Abnormal hyperactivation in the brain could be an early biomarker of Alzheimer's disease, a new study suggests.
The study indicates that hyperactivation in certain brain areas in people not yet diagnosed with Alzheimer’s but who were worried about their memory loss and who exhibited risk factors for the disease.
"Alzheimer's disease is progressive and may emerge in the brain 20 to 30 years before diagnosis," said researcher Sylvie Belleville from the Universite de Montreal in Canada.
"It is, therefore, very important to pinpoint biomarkers -- that is, physical and detectable signs of the disease -- and to understand better the initial effects on the brain. Hyperactivation could therefore represent one of the first signs of Alzheimer's disease," Belleville added.

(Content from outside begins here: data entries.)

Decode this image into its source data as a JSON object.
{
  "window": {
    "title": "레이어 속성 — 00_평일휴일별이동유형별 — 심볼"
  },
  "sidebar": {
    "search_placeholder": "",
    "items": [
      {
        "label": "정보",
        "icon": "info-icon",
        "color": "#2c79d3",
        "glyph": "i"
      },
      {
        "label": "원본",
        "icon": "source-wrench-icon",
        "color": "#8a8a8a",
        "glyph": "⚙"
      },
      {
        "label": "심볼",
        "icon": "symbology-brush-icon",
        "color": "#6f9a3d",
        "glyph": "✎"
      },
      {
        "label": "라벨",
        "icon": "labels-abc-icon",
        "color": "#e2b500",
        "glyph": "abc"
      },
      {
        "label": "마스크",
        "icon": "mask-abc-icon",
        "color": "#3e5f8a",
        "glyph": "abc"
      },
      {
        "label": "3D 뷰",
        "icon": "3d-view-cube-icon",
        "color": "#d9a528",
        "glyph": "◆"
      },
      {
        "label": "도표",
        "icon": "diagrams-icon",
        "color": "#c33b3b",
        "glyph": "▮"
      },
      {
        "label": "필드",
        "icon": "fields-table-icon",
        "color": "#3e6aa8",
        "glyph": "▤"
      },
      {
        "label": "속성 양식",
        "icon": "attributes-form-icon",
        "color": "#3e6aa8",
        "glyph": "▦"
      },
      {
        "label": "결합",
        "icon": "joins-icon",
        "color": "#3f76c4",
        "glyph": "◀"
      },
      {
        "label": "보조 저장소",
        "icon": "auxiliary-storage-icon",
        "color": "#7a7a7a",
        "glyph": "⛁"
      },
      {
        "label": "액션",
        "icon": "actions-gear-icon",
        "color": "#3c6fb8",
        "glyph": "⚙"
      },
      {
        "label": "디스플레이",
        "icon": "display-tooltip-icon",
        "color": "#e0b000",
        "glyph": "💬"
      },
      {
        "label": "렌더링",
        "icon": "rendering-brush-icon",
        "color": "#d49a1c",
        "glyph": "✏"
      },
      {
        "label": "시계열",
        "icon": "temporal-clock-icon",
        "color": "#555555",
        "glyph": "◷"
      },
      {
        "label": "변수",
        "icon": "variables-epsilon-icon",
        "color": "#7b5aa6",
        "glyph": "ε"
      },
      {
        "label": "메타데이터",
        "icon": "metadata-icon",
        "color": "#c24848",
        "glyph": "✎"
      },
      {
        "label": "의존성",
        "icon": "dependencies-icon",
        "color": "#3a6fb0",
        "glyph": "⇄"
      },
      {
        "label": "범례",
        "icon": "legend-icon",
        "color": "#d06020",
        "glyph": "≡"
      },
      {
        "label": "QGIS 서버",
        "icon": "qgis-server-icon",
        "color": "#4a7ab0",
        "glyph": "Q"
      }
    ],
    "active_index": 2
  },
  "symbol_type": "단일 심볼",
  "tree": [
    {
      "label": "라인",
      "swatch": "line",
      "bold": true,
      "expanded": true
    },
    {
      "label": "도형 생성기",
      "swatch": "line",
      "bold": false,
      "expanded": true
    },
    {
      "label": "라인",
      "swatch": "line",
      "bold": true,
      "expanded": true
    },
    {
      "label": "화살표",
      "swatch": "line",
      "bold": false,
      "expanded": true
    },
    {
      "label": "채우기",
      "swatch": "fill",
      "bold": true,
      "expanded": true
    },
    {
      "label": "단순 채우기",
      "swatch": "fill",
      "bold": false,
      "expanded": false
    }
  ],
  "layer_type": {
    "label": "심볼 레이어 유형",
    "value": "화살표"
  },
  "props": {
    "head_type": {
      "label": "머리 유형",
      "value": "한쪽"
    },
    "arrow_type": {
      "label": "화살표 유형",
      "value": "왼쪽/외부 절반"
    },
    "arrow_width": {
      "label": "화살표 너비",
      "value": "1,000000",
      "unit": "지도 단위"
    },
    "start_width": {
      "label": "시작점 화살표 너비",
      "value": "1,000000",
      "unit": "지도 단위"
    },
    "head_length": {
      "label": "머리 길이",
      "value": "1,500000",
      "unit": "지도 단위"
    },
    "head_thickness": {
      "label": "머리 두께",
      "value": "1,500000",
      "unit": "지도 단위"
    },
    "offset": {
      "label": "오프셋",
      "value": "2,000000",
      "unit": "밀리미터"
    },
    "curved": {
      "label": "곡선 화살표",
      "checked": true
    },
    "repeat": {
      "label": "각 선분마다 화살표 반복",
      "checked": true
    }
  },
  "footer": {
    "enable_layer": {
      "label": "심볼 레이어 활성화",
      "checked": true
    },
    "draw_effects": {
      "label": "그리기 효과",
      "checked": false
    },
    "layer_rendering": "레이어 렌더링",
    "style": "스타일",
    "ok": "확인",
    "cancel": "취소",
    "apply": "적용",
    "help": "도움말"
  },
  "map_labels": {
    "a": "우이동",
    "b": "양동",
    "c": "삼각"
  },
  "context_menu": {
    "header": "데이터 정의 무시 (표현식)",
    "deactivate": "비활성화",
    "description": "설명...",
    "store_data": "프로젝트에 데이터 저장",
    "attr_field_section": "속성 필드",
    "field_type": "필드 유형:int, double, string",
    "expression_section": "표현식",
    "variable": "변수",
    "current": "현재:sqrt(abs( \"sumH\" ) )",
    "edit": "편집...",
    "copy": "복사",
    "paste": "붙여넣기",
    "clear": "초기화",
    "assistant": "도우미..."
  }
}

For their study, published in the journal Alzheimer's & Dementia: Diagnosis, Assessment & Disease Monitoring, the team used data from the Consortium for the Early Identification of Alzheimer's Disease to study brain activation in groups of individuals at a high risk of developing Alzheimer's disease who had performed a memory task while being scanned with MRI.
One group consisted of 28 individuals who were concerned about their memory, but who did not show cognitive impairments on traditional clinical tests.
The other group included 26 individuals with mild cognitive impairments.
The researchers found that individuals in the first group, or those with memory complaints but who did not show objective cognitive impairments, had abnormally high levels of activation in multiple key regions of the brain affected by Alzheimer's disease.
Individuals with mild cognitive impairments, who are considered to be at a more advanced stage of the disease, tended to show decreased activation in these brain regions, the researcher said.